No response. She lifted his head to her knee and noted from the rise and fall of his chest that the cop was still breathing. Thank God, she thought, sending up a silent prayer. He didn’t appear to be bleeding, but with her hand still dripping blood she couldn’t be sure.
Grabbing the two-way radio from his belt, she pressed several of the buttons.
“Officer down,” Lola yelled into it, imitating the lingo she’d heard on TV cop shows. But unlike television there was no reassuring voice saying the cavalry was coming to the rescue, only the hiss of dead air.
Closing her eyes briefly, she shoved aside the panic threatening to consume her.
“I’m just going to my car for my phone to call for help,” Lola told the unconscious officer.
She rested the cop’s head on the ground as gently as she could, and then dived inside her car. After snatching her cell phone off the passenger seat with trembling fingers, she hurriedly called 911.

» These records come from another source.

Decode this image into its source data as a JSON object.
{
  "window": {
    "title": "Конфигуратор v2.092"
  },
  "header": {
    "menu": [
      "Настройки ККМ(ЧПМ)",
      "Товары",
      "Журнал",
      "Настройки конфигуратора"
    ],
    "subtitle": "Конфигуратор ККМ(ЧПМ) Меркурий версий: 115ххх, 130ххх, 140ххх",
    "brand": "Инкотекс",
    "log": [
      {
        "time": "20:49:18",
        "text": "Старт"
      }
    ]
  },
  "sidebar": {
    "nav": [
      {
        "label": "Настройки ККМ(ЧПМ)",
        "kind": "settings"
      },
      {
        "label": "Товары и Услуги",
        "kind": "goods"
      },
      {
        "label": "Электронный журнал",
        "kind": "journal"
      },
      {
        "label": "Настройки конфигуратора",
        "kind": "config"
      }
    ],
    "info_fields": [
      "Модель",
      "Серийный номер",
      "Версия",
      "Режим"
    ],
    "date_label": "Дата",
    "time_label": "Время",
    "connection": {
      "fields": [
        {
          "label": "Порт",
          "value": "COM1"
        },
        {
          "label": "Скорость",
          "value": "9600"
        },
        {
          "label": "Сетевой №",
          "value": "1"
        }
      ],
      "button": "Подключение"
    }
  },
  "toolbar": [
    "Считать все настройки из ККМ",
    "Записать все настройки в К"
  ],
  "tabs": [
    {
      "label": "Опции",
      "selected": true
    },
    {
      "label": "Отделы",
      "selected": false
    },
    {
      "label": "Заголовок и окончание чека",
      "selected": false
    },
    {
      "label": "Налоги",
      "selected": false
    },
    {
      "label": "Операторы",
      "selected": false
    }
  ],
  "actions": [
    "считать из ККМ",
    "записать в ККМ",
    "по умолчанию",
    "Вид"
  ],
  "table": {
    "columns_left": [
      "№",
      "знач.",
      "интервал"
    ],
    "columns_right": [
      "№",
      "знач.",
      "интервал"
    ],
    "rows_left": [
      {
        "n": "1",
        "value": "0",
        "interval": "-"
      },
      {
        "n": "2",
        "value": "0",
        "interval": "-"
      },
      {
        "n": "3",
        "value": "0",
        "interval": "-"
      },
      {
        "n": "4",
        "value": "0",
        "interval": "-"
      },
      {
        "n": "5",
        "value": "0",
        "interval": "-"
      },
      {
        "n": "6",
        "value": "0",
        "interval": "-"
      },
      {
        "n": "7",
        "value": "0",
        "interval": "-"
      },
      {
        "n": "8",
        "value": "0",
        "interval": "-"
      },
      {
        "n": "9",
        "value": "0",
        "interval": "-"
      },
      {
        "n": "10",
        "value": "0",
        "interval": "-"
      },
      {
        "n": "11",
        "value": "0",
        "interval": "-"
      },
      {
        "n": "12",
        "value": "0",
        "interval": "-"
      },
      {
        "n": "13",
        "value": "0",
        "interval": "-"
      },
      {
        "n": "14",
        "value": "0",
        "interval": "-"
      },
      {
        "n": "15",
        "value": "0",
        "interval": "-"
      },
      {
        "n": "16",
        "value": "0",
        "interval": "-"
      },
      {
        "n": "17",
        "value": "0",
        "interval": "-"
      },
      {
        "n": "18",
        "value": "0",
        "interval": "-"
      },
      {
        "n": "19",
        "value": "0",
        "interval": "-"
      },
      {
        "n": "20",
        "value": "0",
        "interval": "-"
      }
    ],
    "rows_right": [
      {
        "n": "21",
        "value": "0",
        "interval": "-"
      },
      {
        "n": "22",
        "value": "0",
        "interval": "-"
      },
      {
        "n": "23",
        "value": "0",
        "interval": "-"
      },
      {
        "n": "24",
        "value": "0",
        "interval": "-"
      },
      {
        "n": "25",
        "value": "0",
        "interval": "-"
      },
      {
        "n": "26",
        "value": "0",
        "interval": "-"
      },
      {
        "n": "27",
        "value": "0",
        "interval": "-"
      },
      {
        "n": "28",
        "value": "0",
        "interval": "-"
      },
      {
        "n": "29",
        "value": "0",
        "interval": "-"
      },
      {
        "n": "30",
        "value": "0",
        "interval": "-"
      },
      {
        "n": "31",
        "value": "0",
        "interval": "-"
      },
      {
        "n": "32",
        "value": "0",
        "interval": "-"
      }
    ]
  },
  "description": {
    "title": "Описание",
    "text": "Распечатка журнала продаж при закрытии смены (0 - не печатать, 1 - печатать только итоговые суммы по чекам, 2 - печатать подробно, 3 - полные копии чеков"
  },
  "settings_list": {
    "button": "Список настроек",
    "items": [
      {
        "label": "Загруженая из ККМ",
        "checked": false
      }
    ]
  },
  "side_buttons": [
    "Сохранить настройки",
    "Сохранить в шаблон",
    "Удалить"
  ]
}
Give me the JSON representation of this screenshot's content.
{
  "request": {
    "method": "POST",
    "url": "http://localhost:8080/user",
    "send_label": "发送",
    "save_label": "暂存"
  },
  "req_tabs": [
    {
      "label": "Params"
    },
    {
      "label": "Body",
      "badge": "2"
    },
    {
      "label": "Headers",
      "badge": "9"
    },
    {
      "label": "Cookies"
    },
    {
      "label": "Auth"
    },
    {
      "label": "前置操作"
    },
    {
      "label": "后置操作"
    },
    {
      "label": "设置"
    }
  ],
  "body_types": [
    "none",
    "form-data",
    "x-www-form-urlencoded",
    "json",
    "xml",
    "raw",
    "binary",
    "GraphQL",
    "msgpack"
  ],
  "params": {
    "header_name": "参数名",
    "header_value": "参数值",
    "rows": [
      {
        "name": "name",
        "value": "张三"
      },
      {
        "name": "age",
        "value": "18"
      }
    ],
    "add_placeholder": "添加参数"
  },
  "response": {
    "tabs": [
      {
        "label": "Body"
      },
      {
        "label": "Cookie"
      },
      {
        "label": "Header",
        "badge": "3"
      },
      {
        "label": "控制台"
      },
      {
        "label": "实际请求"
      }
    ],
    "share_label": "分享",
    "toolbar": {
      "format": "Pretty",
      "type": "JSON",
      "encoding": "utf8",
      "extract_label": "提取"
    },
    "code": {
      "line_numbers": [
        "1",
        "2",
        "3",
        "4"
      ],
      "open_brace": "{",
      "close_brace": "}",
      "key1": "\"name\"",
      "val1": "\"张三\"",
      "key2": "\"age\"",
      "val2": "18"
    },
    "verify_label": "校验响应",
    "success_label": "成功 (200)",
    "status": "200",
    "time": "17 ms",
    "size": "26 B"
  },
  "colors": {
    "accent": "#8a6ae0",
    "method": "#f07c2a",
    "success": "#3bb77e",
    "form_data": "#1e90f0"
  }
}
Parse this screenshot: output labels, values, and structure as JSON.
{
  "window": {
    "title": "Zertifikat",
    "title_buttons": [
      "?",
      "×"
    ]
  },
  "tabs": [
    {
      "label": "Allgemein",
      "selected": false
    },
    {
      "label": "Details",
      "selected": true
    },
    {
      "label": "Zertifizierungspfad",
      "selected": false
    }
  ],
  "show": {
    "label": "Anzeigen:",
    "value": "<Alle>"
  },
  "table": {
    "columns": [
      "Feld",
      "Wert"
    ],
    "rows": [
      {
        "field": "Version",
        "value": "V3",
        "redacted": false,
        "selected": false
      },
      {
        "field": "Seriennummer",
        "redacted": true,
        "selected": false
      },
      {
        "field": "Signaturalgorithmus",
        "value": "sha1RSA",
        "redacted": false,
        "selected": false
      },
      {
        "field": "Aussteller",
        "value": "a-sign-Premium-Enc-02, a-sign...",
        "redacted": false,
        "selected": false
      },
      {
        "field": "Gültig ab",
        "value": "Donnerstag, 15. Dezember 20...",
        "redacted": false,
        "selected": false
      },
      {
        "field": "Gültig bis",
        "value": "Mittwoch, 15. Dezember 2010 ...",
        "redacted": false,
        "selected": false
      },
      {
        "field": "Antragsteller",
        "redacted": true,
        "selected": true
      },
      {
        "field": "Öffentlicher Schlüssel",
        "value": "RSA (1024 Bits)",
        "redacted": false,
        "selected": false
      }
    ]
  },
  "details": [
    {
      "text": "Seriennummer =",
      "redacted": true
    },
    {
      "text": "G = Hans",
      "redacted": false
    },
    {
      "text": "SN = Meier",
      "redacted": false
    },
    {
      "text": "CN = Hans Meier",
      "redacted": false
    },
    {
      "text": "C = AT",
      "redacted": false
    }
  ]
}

Lola clutched the phone to her ear. Silence. She glanced at the screen. The words No Service had replaced the dots indicating signal strength.
The panic she’d banished was creeping up on her now. Looking down the barren road, she saw the tractor still inching through a field in the distance. It was too far away. She ran to the police car, hoping its radio would be more effective than the one the officer carried. Her efforts were rewarded with static and then more silence.
Returning to the unconscious cop’s side, Lola exhaled a shaky breath. She had no idea if she should move him, but what choice did she have? She couldn’t leave him here to go for help.
She was going to have to take him to help.
Lola rounded her car to the passenger’s side and flung open the door. Back at the officer’s side, she sucked in a deep breath before crouching on her haunches. She lifted his head and then his shoulders as gently as possible, finally managing to weave her arms under his.
The cop, who she would have described as scrawny when he’d stepped out of the patrol car earlier, was a lot heavier than he looked.
“Come on, Officer Wilson,” she pleaded. “Help me out here.”
Slowly, Lola dragged him across the hot pavement toward the passenger’s side of her car. Rivulets of sweat rolled down her back as the sun beat on it, and for once she was grateful for years of torturous Pilates classes that had not only kept her lean, but made her strong.
Still, she was gasping for breath by the time she managed to get Officer Wilson slumped in the passenger’s seat.
Back in the driver’s seat, Lola snatched a wad of tissue from the pocket pack to stem the blood still oozing from her hand. She used her free hand to start a GPS search for the closest hospital.
“Hold on, Officer Wilson,” she said, as the route to a facility a few miles away appeared. “I’ll have you at Cooper’s Place Community Hospital in a flash.”